Speeding might get you through the lights before they turn red, though. A bad luck red sequence might altogether be avoided with some speeding. You might include "old green" in this as well, different regions have a different time from you getting red to others getting green.
Red lights themselves could often be somewhat safely ran through with some attention and a fast-accelerating vehicle—slow down first, check directions, etc. Preferably in particularly paying attention to pedestrians..
If it could be made 100% reliable I’d be happy to have a car restricted to (say) 30% over the limit. That would reduce crazy people doing 90km/h in 30 zones etc.

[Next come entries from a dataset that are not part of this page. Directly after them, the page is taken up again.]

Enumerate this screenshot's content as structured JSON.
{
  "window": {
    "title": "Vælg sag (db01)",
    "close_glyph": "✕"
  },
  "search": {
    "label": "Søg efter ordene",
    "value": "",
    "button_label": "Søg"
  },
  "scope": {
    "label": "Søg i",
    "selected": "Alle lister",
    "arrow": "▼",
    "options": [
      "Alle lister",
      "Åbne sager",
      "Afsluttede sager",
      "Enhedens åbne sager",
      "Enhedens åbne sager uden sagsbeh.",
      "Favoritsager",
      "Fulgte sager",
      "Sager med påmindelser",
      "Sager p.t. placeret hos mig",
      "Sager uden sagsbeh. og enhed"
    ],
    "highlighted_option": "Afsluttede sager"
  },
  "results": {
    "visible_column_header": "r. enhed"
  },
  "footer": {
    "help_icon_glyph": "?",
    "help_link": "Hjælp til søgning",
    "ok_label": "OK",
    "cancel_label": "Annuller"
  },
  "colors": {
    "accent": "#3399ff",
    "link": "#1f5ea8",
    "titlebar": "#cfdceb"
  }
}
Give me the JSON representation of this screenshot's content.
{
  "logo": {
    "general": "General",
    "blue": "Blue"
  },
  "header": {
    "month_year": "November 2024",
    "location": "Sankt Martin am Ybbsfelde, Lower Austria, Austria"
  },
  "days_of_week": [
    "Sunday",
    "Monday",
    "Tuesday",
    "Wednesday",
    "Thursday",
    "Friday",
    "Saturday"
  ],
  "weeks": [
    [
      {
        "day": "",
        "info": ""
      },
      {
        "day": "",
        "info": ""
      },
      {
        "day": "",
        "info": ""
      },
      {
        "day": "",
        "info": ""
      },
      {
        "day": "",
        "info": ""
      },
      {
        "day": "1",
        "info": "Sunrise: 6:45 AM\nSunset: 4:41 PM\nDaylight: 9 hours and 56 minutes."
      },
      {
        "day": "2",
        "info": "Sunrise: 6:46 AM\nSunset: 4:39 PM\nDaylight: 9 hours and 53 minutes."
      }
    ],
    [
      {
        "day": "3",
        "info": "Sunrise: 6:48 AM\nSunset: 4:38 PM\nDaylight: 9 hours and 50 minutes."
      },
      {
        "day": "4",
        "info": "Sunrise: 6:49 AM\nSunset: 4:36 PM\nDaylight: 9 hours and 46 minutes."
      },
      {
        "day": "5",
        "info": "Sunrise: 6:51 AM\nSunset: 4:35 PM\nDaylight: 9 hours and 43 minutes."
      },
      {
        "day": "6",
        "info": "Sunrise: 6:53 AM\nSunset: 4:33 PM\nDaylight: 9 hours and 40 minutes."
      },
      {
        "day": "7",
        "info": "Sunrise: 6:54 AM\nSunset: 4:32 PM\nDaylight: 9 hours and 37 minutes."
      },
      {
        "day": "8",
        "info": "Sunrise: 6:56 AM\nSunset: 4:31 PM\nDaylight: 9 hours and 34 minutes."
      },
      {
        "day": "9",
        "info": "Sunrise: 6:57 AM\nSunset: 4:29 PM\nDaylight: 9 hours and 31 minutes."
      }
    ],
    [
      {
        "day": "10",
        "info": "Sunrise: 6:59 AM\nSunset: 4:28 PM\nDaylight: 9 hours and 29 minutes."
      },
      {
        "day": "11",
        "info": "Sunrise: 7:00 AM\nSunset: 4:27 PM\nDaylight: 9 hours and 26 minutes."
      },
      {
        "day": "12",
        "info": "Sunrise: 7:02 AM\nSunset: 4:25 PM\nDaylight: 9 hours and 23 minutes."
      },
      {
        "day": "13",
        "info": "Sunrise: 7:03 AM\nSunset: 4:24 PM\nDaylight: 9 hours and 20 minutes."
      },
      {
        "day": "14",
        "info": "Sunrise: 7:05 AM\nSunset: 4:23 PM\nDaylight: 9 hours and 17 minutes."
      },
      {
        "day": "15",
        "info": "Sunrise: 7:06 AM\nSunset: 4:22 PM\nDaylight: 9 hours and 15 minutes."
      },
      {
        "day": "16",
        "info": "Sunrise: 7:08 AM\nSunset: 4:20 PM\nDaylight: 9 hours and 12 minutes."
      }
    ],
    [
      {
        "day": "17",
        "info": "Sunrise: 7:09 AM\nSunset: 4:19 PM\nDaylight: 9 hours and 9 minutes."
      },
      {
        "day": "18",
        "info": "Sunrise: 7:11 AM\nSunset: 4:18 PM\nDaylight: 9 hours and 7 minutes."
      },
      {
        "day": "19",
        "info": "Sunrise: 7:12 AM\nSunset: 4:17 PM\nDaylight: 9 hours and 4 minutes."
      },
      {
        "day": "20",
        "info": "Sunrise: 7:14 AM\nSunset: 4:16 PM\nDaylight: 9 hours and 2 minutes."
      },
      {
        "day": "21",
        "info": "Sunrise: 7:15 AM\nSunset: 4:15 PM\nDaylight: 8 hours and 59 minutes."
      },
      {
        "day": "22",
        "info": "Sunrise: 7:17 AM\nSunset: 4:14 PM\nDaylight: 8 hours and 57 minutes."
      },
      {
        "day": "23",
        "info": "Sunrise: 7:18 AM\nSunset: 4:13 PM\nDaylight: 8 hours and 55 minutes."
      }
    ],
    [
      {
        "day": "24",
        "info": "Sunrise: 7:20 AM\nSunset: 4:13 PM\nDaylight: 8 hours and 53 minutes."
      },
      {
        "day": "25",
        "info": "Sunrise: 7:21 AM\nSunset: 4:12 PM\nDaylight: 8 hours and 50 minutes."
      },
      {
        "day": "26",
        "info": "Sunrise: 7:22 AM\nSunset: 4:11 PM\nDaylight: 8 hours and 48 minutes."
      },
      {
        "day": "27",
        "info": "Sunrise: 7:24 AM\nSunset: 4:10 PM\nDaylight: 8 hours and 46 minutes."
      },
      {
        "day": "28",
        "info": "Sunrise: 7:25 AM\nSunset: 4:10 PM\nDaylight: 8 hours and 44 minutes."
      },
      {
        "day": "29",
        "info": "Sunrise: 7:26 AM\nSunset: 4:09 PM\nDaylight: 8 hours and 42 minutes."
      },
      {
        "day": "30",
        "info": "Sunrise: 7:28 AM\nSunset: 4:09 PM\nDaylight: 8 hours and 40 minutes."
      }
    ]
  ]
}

But it wouldn’t be perfect, more likely it would occasionally pick up the 30 zone on the parallel street and limit my speed to 40 in the 90 road. No thanks. I don’t think it’s a solvable problem in the short term.
In those countries, it seems like everyone just drives the speed limit.
If the point of speed enforcement is to, you know, ensure that everyone is going the speed limit or slower, they're awesome. Norway's system of timed speed cameras are particularly wonderful -- they simply photograph a car and then photograph it again many kilometers later. If you get there too soon, then at some point, you must have been speeding.
These systems are safer for police and drivers as there are no traffic stops for speeding. Yes, the bill goes to the car owner, but if you're loaning your car out to someone who speeds, at least some of the culpability falls on you.
Can speed cameras be used as a revenue source? Yes. It is reasonable to place requirements on the determination of speed-limits and camera-locations to prevent abuse. Beyond that, if you don't want to get a fine, don't speed.